Implementation:LLMBook zh LLMBook zh github io AutoModelForCausalLM From Pretrained Pretraining
| Knowledge Sources | |
|---|---|
| Domains | NLP, Deep_Learning |
| Last Updated | 2026-02-08 00:00 GMT |
Overview
Concrete tool for loading pre-trained causal language models with FlashAttention-2 for pre-training provided by HuggingFace Transformers.
Description
AutoModelForCausalLM.from_pretrained automatically loads the correct model architecture and pre-trained weights based on the model name or path. In the pre-training context of this repository, it is used to load LLaMA-2 models with FlashAttention-2 enabled for efficient training.

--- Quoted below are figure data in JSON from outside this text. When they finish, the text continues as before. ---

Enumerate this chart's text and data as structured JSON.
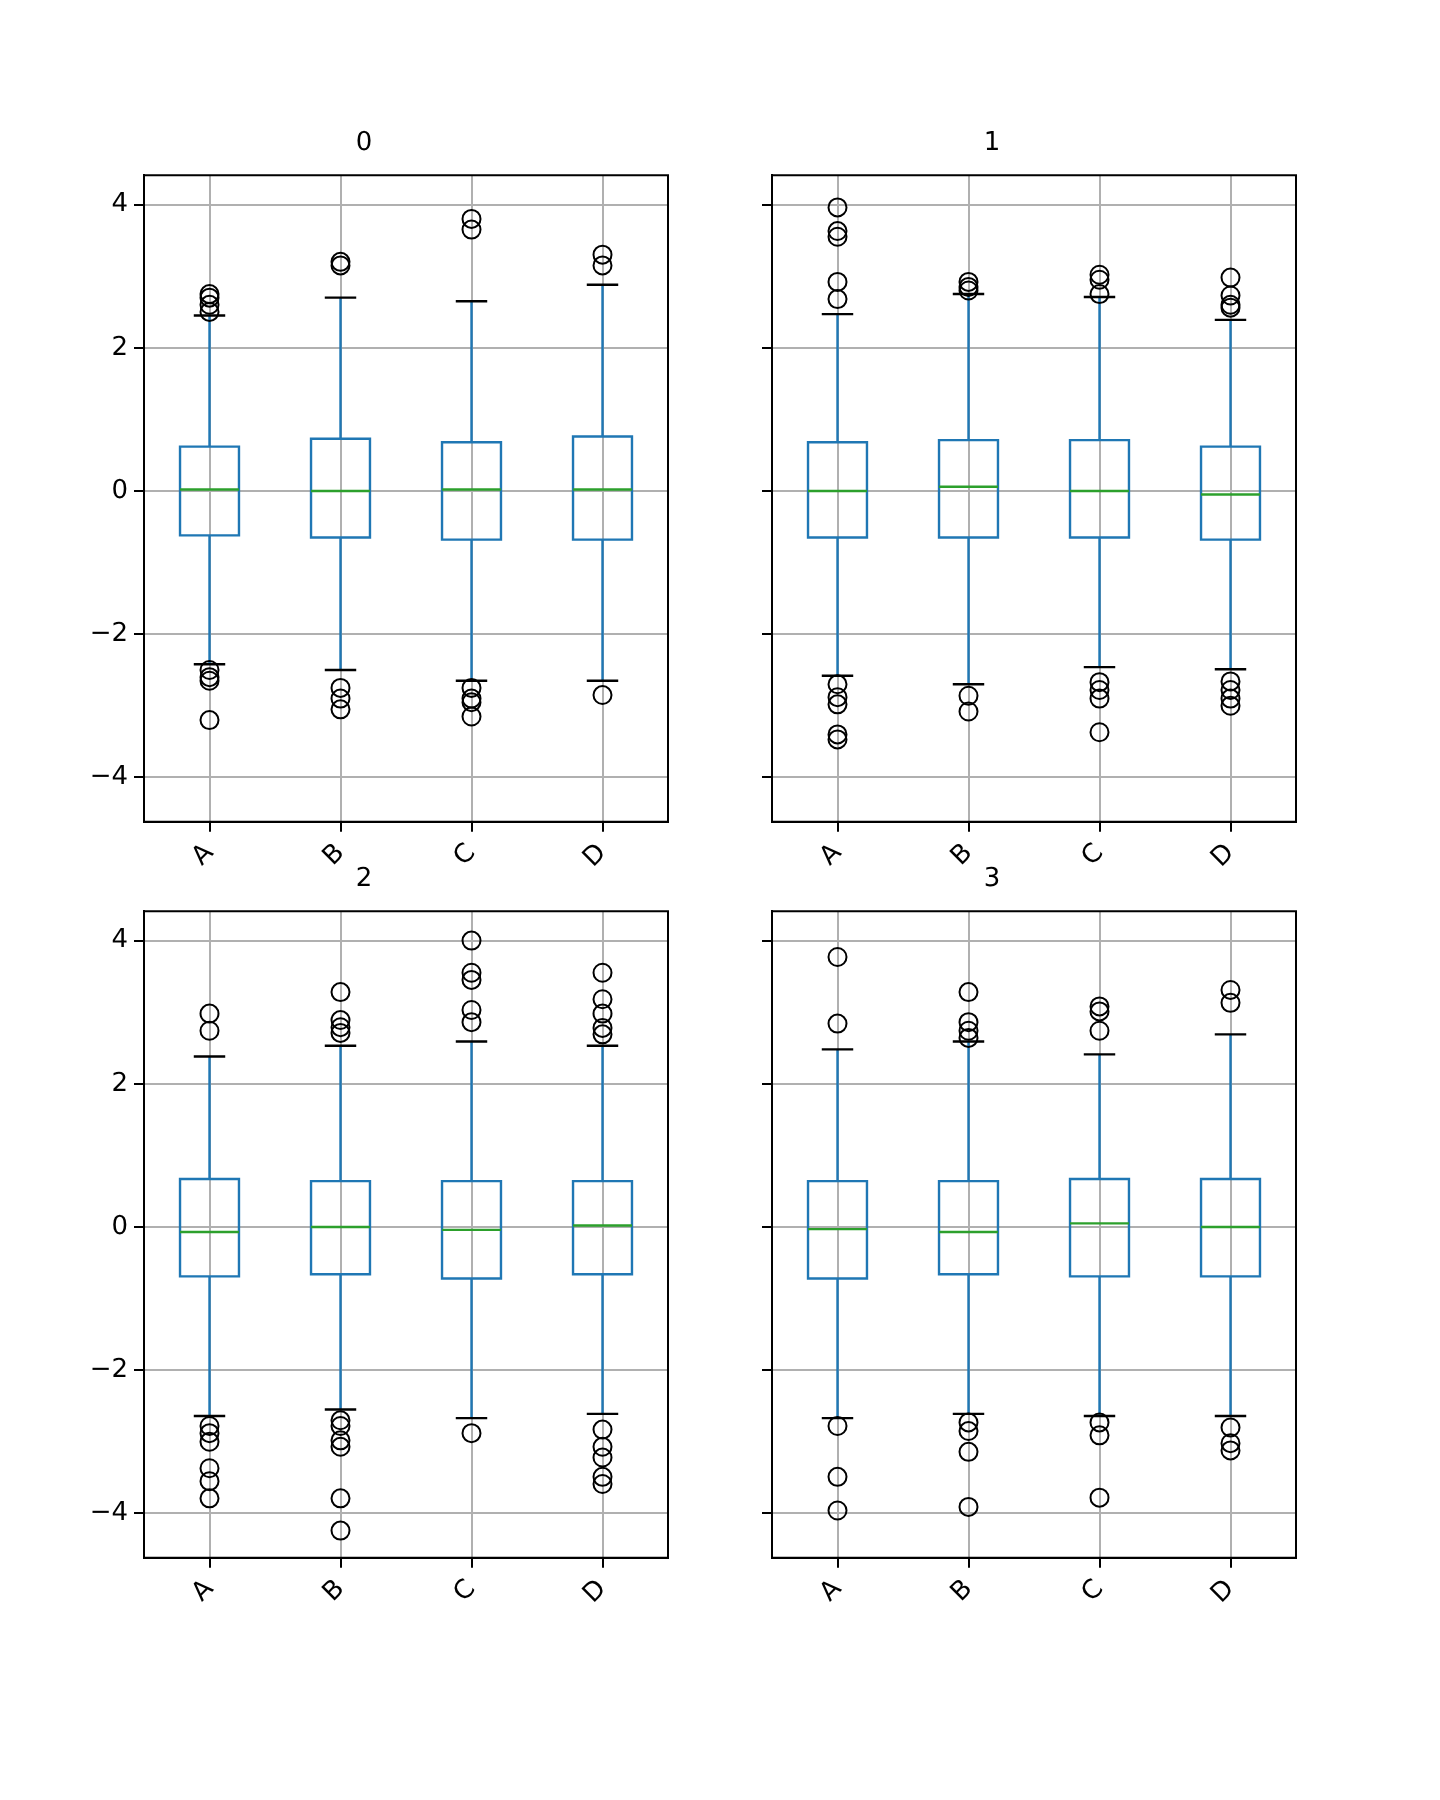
{
  "chart_data": [
    {
      "type": "box",
      "title": "0",
      "categories": [
        "A",
        "B",
        "C",
        "D"
      ],
      "ylim": [
        -4.62,
        4.41
      ],
      "yticks": [
        -4,
        -2,
        0,
        2,
        4
      ],
      "grid": true,
      "series": [
        {
          "color": "#1f77b4",
          "boxes": [
            {
              "low": -2.42,
              "q1": -0.62,
              "median": 0.02,
              "q3": 0.62,
              "high": 2.45,
              "outliers": [
                2.5,
                2.6,
                2.7,
                2.75,
                -2.5,
                -2.6,
                -2.65,
                -3.2
              ]
            },
            {
              "low": -2.5,
              "q1": -0.65,
              "median": 0,
              "q3": 0.73,
              "high": 2.7,
              "outliers": [
                3.15,
                3.2,
                -2.75,
                -2.9,
                -3.05
              ]
            },
            {
              "low": -2.65,
              "q1": -0.68,
              "median": 0.02,
              "q3": 0.68,
              "high": 2.65,
              "outliers": [
                3.65,
                3.8,
                -2.75,
                -2.9,
                -2.95,
                -3.15
              ]
            },
            {
              "low": -2.65,
              "q1": -0.68,
              "median": 0.02,
              "q3": 0.76,
              "high": 2.88,
              "outliers": [
                3.15,
                3.3,
                -2.85
              ]
            }
          ]
        }
      ]
    },
    {
      "type": "box",
      "title": "1",
      "categories": [
        "A",
        "B",
        "C",
        "D"
      ],
      "ylim": [
        -4.62,
        4.41
      ],
      "yticks": [
        -4,
        -2,
        0,
        2,
        4
      ],
      "grid": true,
      "tick_labels": "x",
      "series": [
        {
          "color": "#1f77b4",
          "boxes": [
            {
              "low": -2.58,
              "q1": -0.65,
              "median": 0,
              "q3": 0.68,
              "high": 2.47,
              "outliers": [
                3.96,
                3.63,
                3.55,
                2.92,
                2.68,
                -2.7,
                -2.88,
                -2.98,
                -3.4,
                -3.47
              ]
            },
            {
              "low": -2.7,
              "q1": -0.65,
              "median": 0.06,
              "q3": 0.71,
              "high": 2.75,
              "outliers": [
                2.92,
                2.85,
                2.8,
                -2.86,
                -3.08
              ]
            },
            {
              "low": -2.46,
              "q1": -0.65,
              "median": 0,
              "q3": 0.71,
              "high": 2.71,
              "outliers": [
                3.02,
                2.95,
                2.75,
                -2.67,
                -2.78,
                -2.9,
                -3.37
              ]
            },
            {
              "low": -2.49,
              "q1": -0.68,
              "median": -0.05,
              "q3": 0.62,
              "high": 2.39,
              "outliers": [
                2.98,
                2.73,
                2.6,
                2.56,
                -2.66,
                -2.78,
                -2.9,
                -3.0
              ]
            }
          ]
        }
      ]
    },
    {
      "type": "box",
      "title": "2",
      "categories": [
        "A",
        "B",
        "C",
        "D"
      ],
      "ylim": [
        -4.62,
        4.41
      ],
      "yticks": [
        -4,
        -2,
        0,
        2,
        4
      ],
      "grid": true,
      "series": [
        {
          "color": "#1f77b4",
          "boxes": [
            {
              "low": -2.64,
              "q1": -0.69,
              "median": -0.07,
              "q3": 0.67,
              "high": 2.38,
              "outliers": [
                2.98,
                2.74,
                -2.78,
                -2.88,
                -3.0,
                -3.37,
                -3.55,
                -3.79
              ]
            },
            {
              "low": -2.55,
              "q1": -0.66,
              "median": 0,
              "q3": 0.64,
              "high": 2.53,
              "outliers": [
                3.28,
                2.89,
                2.79,
                2.71,
                -2.7,
                -2.78,
                -2.98,
                -3.07,
                -3.79,
                -4.24
              ]
            },
            {
              "low": -2.67,
              "q1": -0.72,
              "median": -0.04,
              "q3": 0.64,
              "high": 2.59,
              "outliers": [
                4.0,
                3.55,
                3.45,
                3.03,
                2.86,
                -2.88
              ]
            },
            {
              "low": -2.61,
              "q1": -0.66,
              "median": 0.02,
              "q3": 0.64,
              "high": 2.53,
              "outliers": [
                3.55,
                3.18,
                2.98,
                2.78,
                2.69,
                -2.83,
                -3.07,
                -3.22,
                -3.49,
                -3.59
              ]
            }
          ]
        }
      ]
    },
    {
      "type": "box",
      "title": "3",
      "categories": [
        "A",
        "B",
        "C",
        "D"
      ],
      "ylim": [
        -4.62,
        4.41
      ],
      "yticks": [
        -4,
        -2,
        0,
        2,
        4
      ],
      "grid": true,
      "tick_labels": "x",
      "series": [
        {
          "color": "#1f77b4",
          "boxes": [
            {
              "low": -2.67,
              "q1": -0.72,
              "median": -0.03,
              "q3": 0.64,
              "high": 2.48,
              "outliers": [
                3.77,
                2.84,
                -2.78,
                -3.49,
                -3.96
              ]
            },
            {
              "low": -2.61,
              "q1": -0.66,
              "median": -0.07,
              "q3": 0.64,
              "high": 2.59,
              "outliers": [
                3.28,
                2.86,
                2.74,
                2.64,
                -2.73,
                -2.85,
                -3.14,
                -3.91
              ]
            },
            {
              "low": -2.64,
              "q1": -0.69,
              "median": 0.05,
              "q3": 0.67,
              "high": 2.41,
              "outliers": [
                3.08,
                3.01,
                2.74,
                -2.73,
                -2.91,
                -3.78
              ]
            },
            {
              "low": -2.64,
              "q1": -0.69,
              "median": 0,
              "q3": 0.67,
              "high": 2.69,
              "outliers": [
                3.31,
                3.13,
                -2.8,
                -3.02,
                -3.12
              ]
            }
          ]
        }
      ]
    }
  ]
}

This is a Wrapper Doc — it documents how the LLMBook repository uses the HuggingFace Transformers external API.
Usage
Use this when loading a base model for continued pre-training. Pass the model to HuggingFace Trainer along with a PTDataset.
Code Reference
Source Location
- Repository: LLMBook-zh
- File: code/6.2 预训练实践.py
- Lines: 55
Signature
model = AutoModelForCausalLM.from_pretrained(
model_name_or_path: str,
attn_implementation: str = "flash_attention_2"
) -> PreTrainedModel
Import
from transformers import AutoModelForCausalLM
External Reference
I/O Contract
Inputs
| Name | Type | Required | Description |
|---|---|---|---|
| model_name_or_path | str | Yes | HuggingFace model ID or local path (e.g., "meta-llama/Llama-2-7b-hf") |
| attn_implementation | str | No | Attention backend (default "flash_attention_2") |
Outputs
| Name | Type | Description |
|---|---|---|
| return | PreTrainedModel | Initialized model with pre-trained weights |
Usage Examples
from transformers import AutoModelForCausalLM
# Load LLaMA-2 with FlashAttention-2 for pre-training
model = AutoModelForCausalLM.from_pretrained(
"meta-llama/Llama-2-7b-hf",
attn_implementation="flash_attention_2"
)